学術会議が17年、軍事研究について「慎重な判断」を求める声明を出したことが政権を刺激したとの見方もある。ただしこの声明は1950年と67年に学術会議が戦争や軍事目的の研究を「行わない」とした過去の声明を継承したものだ。この姿勢は学術会議が戦争協力への反省をもとにつくられた経緯と深い関係がある。
学術会議は49年に発足した際の声明で、これまでの科学者の態度を「強く反省」し、今後は「科学が文化国家ないし平和国家の基礎であるとの確信の下に、わが国の平和的復興と人類の福祉増進のために貢献」すると誓った。「日本国憲法の保障する思想と良心の自由、学問の自由及び言論の自由を確保する」とも述べた。
背景にあるのは第2次世界大戦当時、科学や学問が戦争に動員され、毒ガスや生物兵器開発のための人体実験や、原爆開発計画などに利用された歴史への反省だ。天皇機関説事件や滝川事件など、戦前の軍部による学者弾圧の歴史も念頭にあった。

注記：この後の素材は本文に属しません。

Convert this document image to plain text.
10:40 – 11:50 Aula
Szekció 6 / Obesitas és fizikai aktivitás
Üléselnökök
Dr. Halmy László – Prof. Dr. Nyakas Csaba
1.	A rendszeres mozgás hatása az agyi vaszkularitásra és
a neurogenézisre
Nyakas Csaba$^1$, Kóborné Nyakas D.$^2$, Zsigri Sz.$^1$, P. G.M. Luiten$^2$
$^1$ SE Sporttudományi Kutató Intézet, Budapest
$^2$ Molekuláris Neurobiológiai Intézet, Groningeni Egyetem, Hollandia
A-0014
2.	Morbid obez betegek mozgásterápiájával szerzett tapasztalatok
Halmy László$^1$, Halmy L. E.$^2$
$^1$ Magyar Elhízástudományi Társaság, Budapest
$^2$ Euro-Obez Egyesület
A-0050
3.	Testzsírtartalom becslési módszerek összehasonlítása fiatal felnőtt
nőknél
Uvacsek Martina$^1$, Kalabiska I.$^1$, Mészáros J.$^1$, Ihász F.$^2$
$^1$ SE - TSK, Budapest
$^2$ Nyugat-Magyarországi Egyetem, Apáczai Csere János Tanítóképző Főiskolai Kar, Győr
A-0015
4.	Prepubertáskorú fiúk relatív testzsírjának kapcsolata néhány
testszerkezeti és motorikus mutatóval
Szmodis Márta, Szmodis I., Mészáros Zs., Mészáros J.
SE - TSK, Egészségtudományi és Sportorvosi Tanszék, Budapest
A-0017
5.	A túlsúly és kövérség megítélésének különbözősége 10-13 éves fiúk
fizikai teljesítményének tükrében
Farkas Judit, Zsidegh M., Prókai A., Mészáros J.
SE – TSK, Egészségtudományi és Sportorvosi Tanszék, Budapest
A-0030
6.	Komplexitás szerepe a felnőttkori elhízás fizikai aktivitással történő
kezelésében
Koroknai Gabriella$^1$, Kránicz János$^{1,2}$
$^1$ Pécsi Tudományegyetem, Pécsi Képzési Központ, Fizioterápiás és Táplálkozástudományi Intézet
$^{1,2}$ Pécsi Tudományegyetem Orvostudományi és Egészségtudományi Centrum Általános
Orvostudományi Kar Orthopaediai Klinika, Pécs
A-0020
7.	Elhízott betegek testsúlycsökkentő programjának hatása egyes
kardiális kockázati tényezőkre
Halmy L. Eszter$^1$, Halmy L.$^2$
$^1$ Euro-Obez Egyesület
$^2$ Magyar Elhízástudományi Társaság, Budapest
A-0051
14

大日本帝国憲法には学問の自由の規定がなく、1920年設立の学術研究会議は科学者の戦争協力を止められなかった。日本国憲法が第23条で学問の自由を保障したのは、学問への政治介入を許した戦前の歴史への反省から、研究の内容を理由にした不利益な取り扱いを政府に禁じたものと解釈されている。